I have Node-RED running on a Raspberry Pi 3 at home. I have some flows in which data coming in via MQTT (the broker is on the same Raspberry Pi) is sent on to Thingspeak and to an InfluxDB database.
A strange phenomenon has popped up recently, not sure if it is actually a Node-RED thing or a general Raspberry Pi filesystem thing.
I find that if the Pi is restarted (e.g. after a power failure or shutdown), on restart, Node-RED seems to have "lost" some of my most recent flows (i.e. the parts of flows I've most recently added). I can manually put them back in and Deploy and everything works well, but the next time there is a power failure or shutdown, they're gone again.
Anyone have an idea of what the origin of this might be?
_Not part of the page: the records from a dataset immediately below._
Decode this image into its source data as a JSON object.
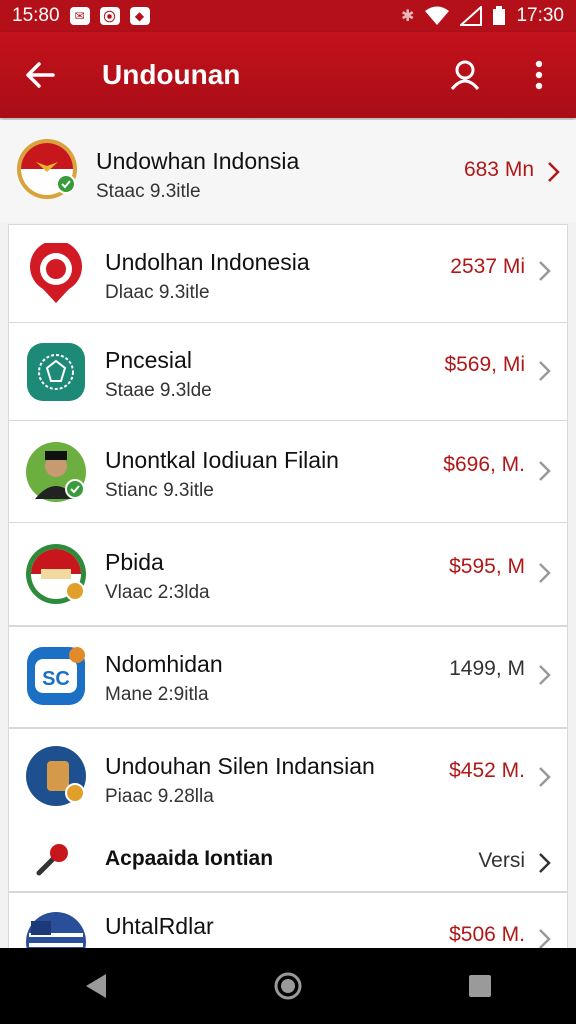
{
  "status": {
    "time": "15:80",
    "time_right": "17:30"
  },
  "appbar": {
    "title": "Undounan"
  },
  "items": [
    {
      "name": "Undowhan Indonsia",
      "sub": "Staac 9.3itle",
      "price": "683 Mn"
    },
    {
      "name": "Undolhan Indonesia",
      "sub": "Dlaac 9.3itle",
      "price": "2537 Mi"
    },
    {
      "name": "Pncesial",
      "sub": "Staae 9.3lde",
      "price": "$569, Mi"
    },
    {
      "name": "Unontkal Iodiuan Filain",
      "sub": "Stianc 9.3itle",
      "price": "$696, M."
    },
    {
      "name": "Pbida",
      "sub": "Vlaac 2:3lda",
      "price": "$595, M"
    },
    {
      "name": "Ndomhidan",
      "sub": "Mane 2:9itla",
      "price": "1499, M"
    },
    {
      "name": "Undouhan Silen Indansian",
      "sub": "Piaac 9.28lla",
      "price": "$452 M."
    },
    {
      "name": "Acpaaida Iontian",
      "price": "Versi"
    },
    {
      "name": "UhtalRdlar",
      "price": "$506 M."
    }
  ],
  "colors": {
    "brand": "#b3101a",
    "price": "#b01818"
  }
}
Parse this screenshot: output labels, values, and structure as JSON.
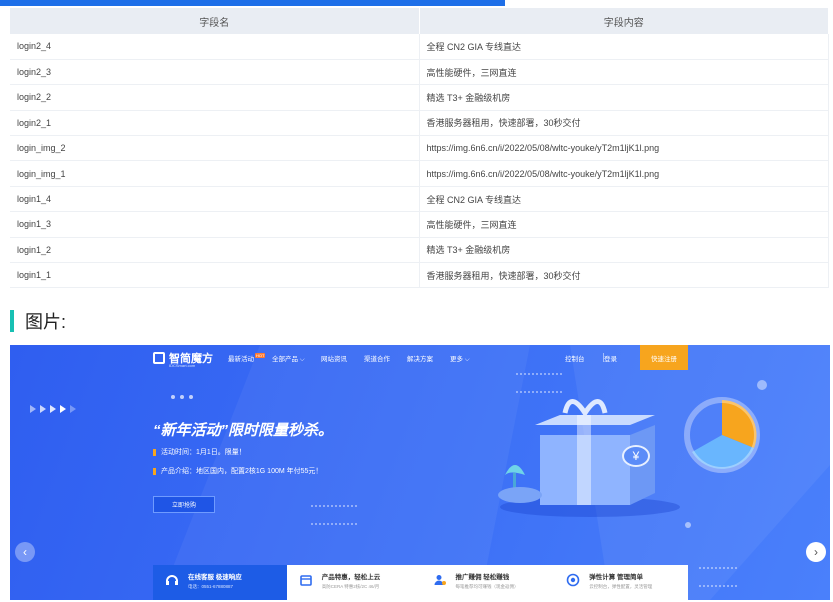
{
  "table": {
    "headers": [
      "字段名",
      "字段内容"
    ],
    "rows": [
      [
        "login2_4",
        "全程 CN2 GIA 专线直达"
      ],
      [
        "login2_3",
        "高性能硬件，三网直连"
      ],
      [
        "login2_2",
        "精选 T3+ 金融级机房"
      ],
      [
        "login2_1",
        "香港服务器租用，快速部署，30秒交付"
      ],
      [
        "login_img_2",
        "https://img.6n6.cn/i/2022/05/08/wltc-youke/yT2m1ljK1l.png"
      ],
      [
        "login_img_1",
        "https://img.6n6.cn/i/2022/05/08/wltc-youke/yT2m1ljK1l.png"
      ],
      [
        "login1_4",
        "全程 CN2 GIA 专线直达"
      ],
      [
        "login1_3",
        "高性能硬件，三网直连"
      ],
      [
        "login1_2",
        "精选 T3+ 金融级机房"
      ],
      [
        "login1_1",
        "香港服务器租用，快速部署，30秒交付"
      ]
    ]
  },
  "section": {
    "title": "图片:"
  },
  "banner": {
    "logo": "智简魔方",
    "logo_sub": "IDCSmart.com",
    "nav": {
      "activity": "最新活动",
      "hot": "HOT",
      "products": "全部产品 ⌵",
      "news": "网站资讯",
      "partner": "渠道合作",
      "solution": "解决方案",
      "more": "更多 ⌵",
      "console": "控制台",
      "login": "登录",
      "register": "快速注册"
    },
    "headline": "“新年活动”限时限量秒杀。",
    "time_text": "活动时间：1月1日。限量！",
    "product_text": "产品介绍：地区国内，配置2核1G 100M 年付55元！",
    "buy_button": "立即抢购",
    "coin_symbol": "¥",
    "features": [
      {
        "icon": "headset-icon",
        "title": "在线客服 极速响应",
        "desc": "电话：0551-67880887"
      },
      {
        "icon": "cart-icon",
        "title": "产品特惠，轻松上云",
        "desc": "高防CERA 特惠2核/2C 46/月"
      },
      {
        "icon": "user-share-icon",
        "title": "推广赚佣 轻松赚钱",
        "desc": "每笔推荐均可赚钱（现金返佣）"
      },
      {
        "icon": "compute-icon",
        "title": "弹性计算 管理简单",
        "desc": "云控制台，弹性配置，灵活管理"
      }
    ]
  },
  "colors": {
    "banner_blue": "#3a6df5",
    "accent_orange": "#f7a51e",
    "section_teal": "#17c0b3"
  }
}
Does the hostname of your pi change when it comes back with the new network connection? The default flow is linked to the hostname, but you can set it in the command to run a specific one. It’s in the User Guide in the docs. Sorry, too tired to link it directly but I believe you can find it as part of Configuring Node-RED.
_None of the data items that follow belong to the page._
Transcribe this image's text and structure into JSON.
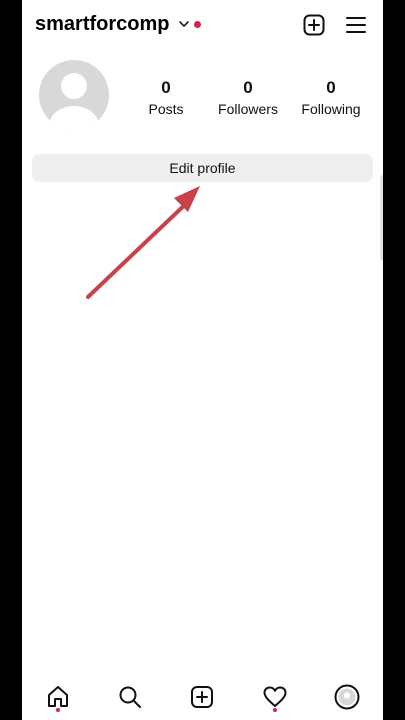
{
  "header": {
    "username": "smartforcomp",
    "icons": [
      "chevron-down-icon",
      "new-post-icon",
      "menu-icon"
    ],
    "notification_dot_color": "#d3224f"
  },
  "profile": {
    "stats": [
      {
        "count": "0",
        "label": "Posts"
      },
      {
        "count": "0",
        "label": "Followers"
      },
      {
        "count": "0",
        "label": "Following"
      }
    ],
    "edit_label": "Edit profile"
  },
  "annotation": {
    "arrow_color": "#c8414b"
  },
  "bottom_nav": {
    "items": [
      "home-icon",
      "search-icon",
      "create-icon",
      "activity-icon",
      "profile-icon"
    ]
  }
}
Also check that if you save a file (any file) and then do a full power off and restart that the file is still there. I had a card recently that appeared to function perfectly, but it never actually saved anything to its flash memory so they were all lost on restart.
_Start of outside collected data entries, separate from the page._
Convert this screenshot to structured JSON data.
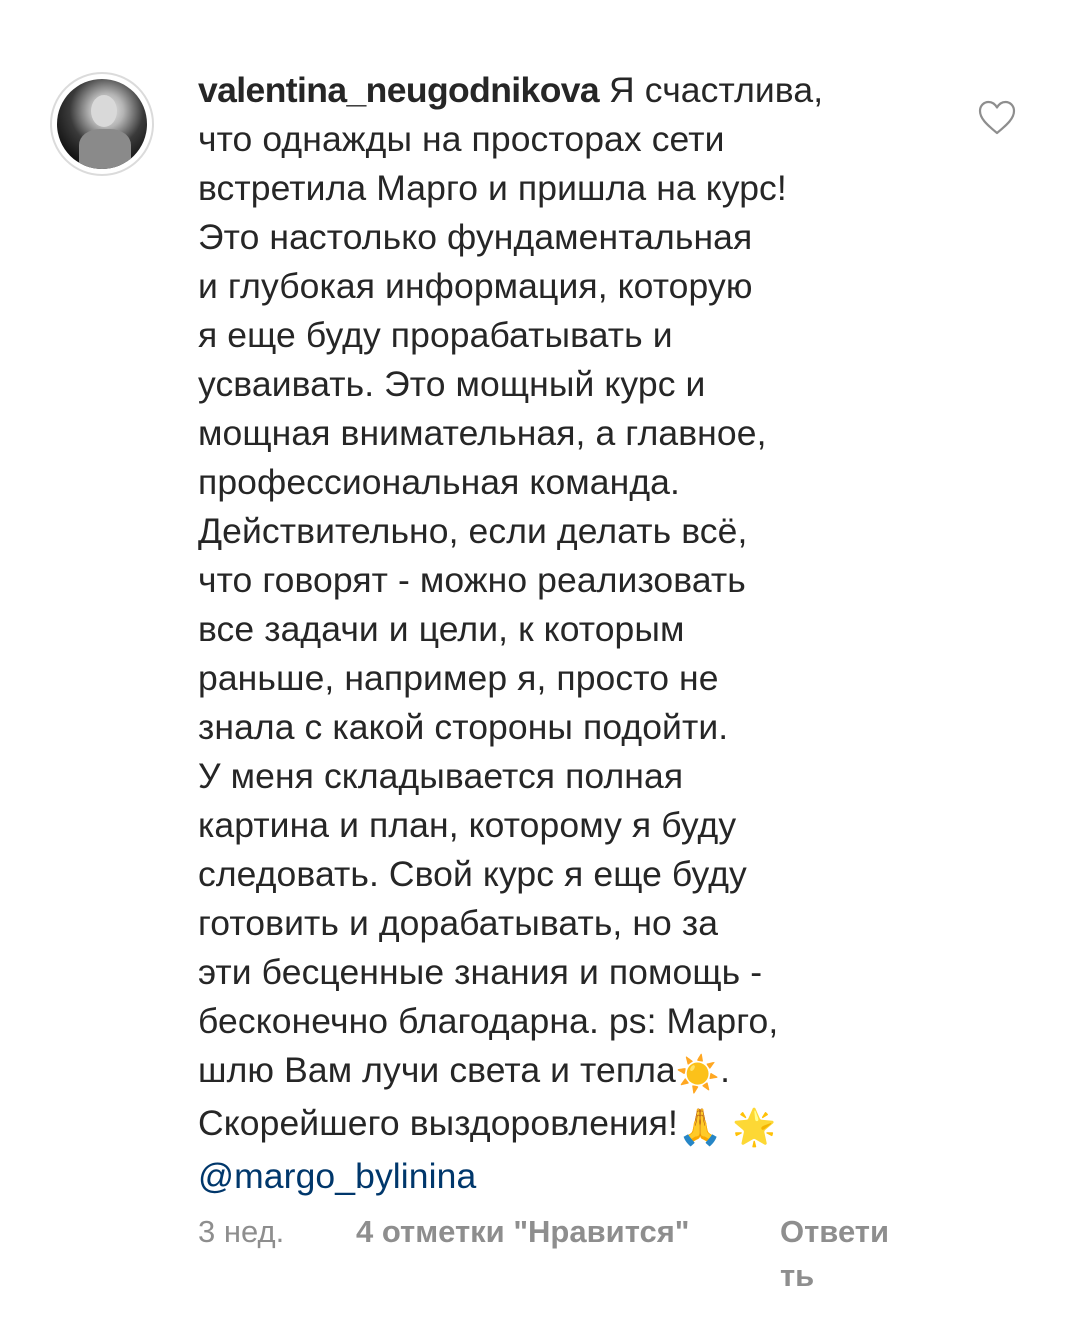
{
  "comment": {
    "username": "valentina_neugodnikova",
    "text_lines": [
      "Я счастлива,",
      "что однажды на просторах сети",
      "встретила Марго и пришла на курс!",
      "Это настолько фундаментальная",
      "и глубокая информация, которую",
      "я еще буду прорабатывать и",
      "усваивать. Это мощный курс и",
      "мощная внимательная, а главное,",
      "профессиональная команда.",
      "Действительно, если делать всё,",
      "что говорят - можно реализовать",
      "все задачи и цели, к которым",
      "раньше, например я, просто не",
      "знала с какой стороны подойти.",
      "У меня складывается полная",
      "картина и план, которому я буду",
      "следовать. Свой курс я еще буду",
      "готовить и дорабатывать, но за",
      "эти бесценные знания и помощь -",
      "бесконечно благодарна. ps: Марго,",
      "шлю Вам лучи света и тепла",
      "Скорейшего выздоровления!"
    ],
    "line21_emoji": "☀️",
    "line21_suffix": ".",
    "line22_emojis": [
      "🙏",
      "🌟"
    ],
    "mention": "@margo_bylinina"
  },
  "footer": {
    "time": "3 нед.",
    "likes": "4 отметки \"Нравится\"",
    "reply": "Ответить"
  },
  "icons": {
    "avatar": "profile-photo",
    "like": "heart-outline-icon"
  },
  "colors": {
    "text": "#262626",
    "secondary": "#8e8e8e",
    "mention": "#00376b"
  }
}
And very confusing it was too. I had updated some flows and then the system ran fine for many weeks till a power fail caused the flows to revert. It then took several hours trying to understand what was going on before I realised and ditched the card. I then was very glad I had a recent image backup.
Thanks to all of you. Shortly after submitting my question, I started to see other strange behaviour on the Pi that (after consulting online) is also linked to failure of the SD card.
I replaced it with a new SD card (my setup is minimal so it didn't take long to reconfigure) and now all is well.
SD-Card failures used to be common on the Pi. But if you use a good quality SD-Card (like the Samsung EVO and EVO Pro) and make sure it is much bigger than you need (say 32GB+), then it should run reliably for years even with the occasional power failure or unexpected reboot.
I can no longer even remember the last time I had to replace a card. Certainly at least 2 years ago, probably longer and I have a Pi2 and a Pi3 running 24x7x365.
The reason for using a larger card is to allow lots of room for wear levelling.